Green Petina Civil War Cannon at Monocacy

A Civil War Era Cannon

Monocacy Battlefield Visitor Center

Monocacy Battlefield Visitor Center

Kids at Monocacy Battlefield

E & H Working on Their Junior Ranger Packets

Kids Working on Junior Ranger Packets

H and L Working on Their Junior Ranger Packets in the Visitor Center

Main Wall in the Visitor Center at Monocacy Battlefield

The Main Display in the Visitor Center

Exhibits in the Monocacy Visitor Center

Various Exhibits in the Monocacy Visitor Center

This next picture is of the best exhibit in the Museum, an interactive battle map that helps you understand exactly what was happening in the days leading up to the battle and the day of the battle itself. The map lights up troop placements and movements to help visitors understand how the battle took shape.

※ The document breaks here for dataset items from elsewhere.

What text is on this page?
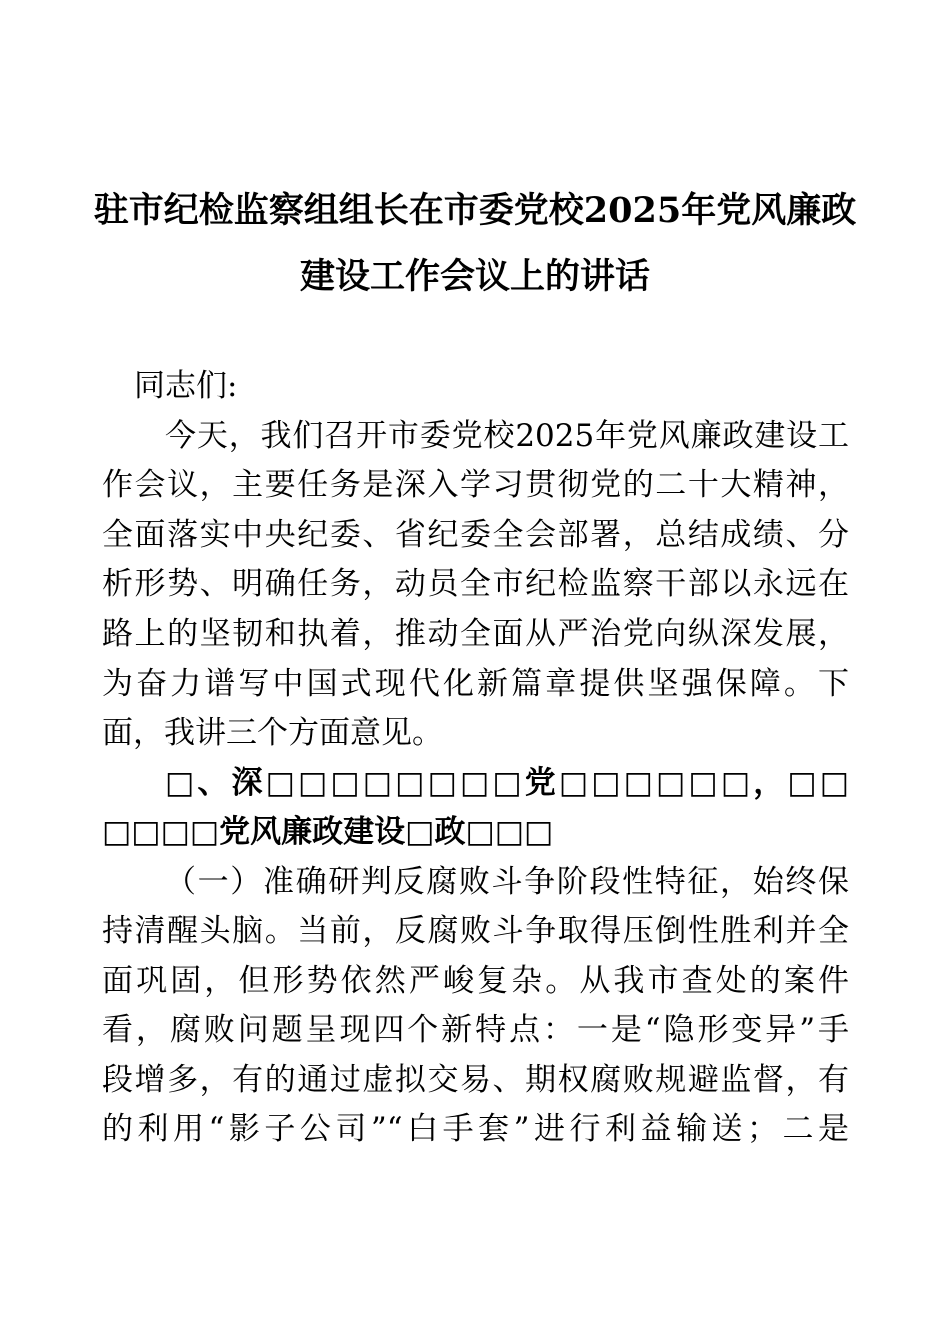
驻市纪检监察组组长在市委党校2025年党风廉政
建设工作会议上的讲话
同志们:
今天，我们召开市委党校2025年党风廉政建设工
作会议，主要任务是深入学习贯彻党的二十大精神，
全面落实中央纪委、省纪委全会部署，总结成绩、分
析形势、明确任务，动员全市纪检监察干部以永远在
路上的坚韧和执着，推动全面从严治党向纵深发展，
为奋力谱写中国式现代化新篇章提供坚强保障。下
面，我讲三个方面意见。
□、深□□□□□□□□党□□□□□□，□□
□□□□党风廉政建设□政□□□
（一）准确研判反腐败斗争阶段性特征，始终保
持清醒头脑。当前，反腐败斗争取得压倒性胜利并全
面巩固，但形势依然严峻复杂。从我市查处的案件
看，腐败问题呈现四个新特点：一是“隐形变异”手
段增多，有的通过虚拟交易、期权腐败规避监督，有
的利用“影子公司”“白手套”进行利益输送；二是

Interactive battle map at Monocacy battlefield

Interactive Battelfield Map That Shows (Using Lights) How the Battle Progressed

Pictures from the Driving Tour

We stopped and took a few quick pictures on the driving tour. Here’s one or two from each site.

Site 1 – Best Farm

Site 2 – Monocacy Junction & 14th New Jersey Monument

Site 3 – Worthington Farm

Site 4 – Thomas Farm

Site 5 – Gambrill Mill

After hitting the five sites on the driving tour, and with the sun setting on us, we decided to head home. All of us enjoyed this quick trip to Monocacy and crossing another National Monument off the list!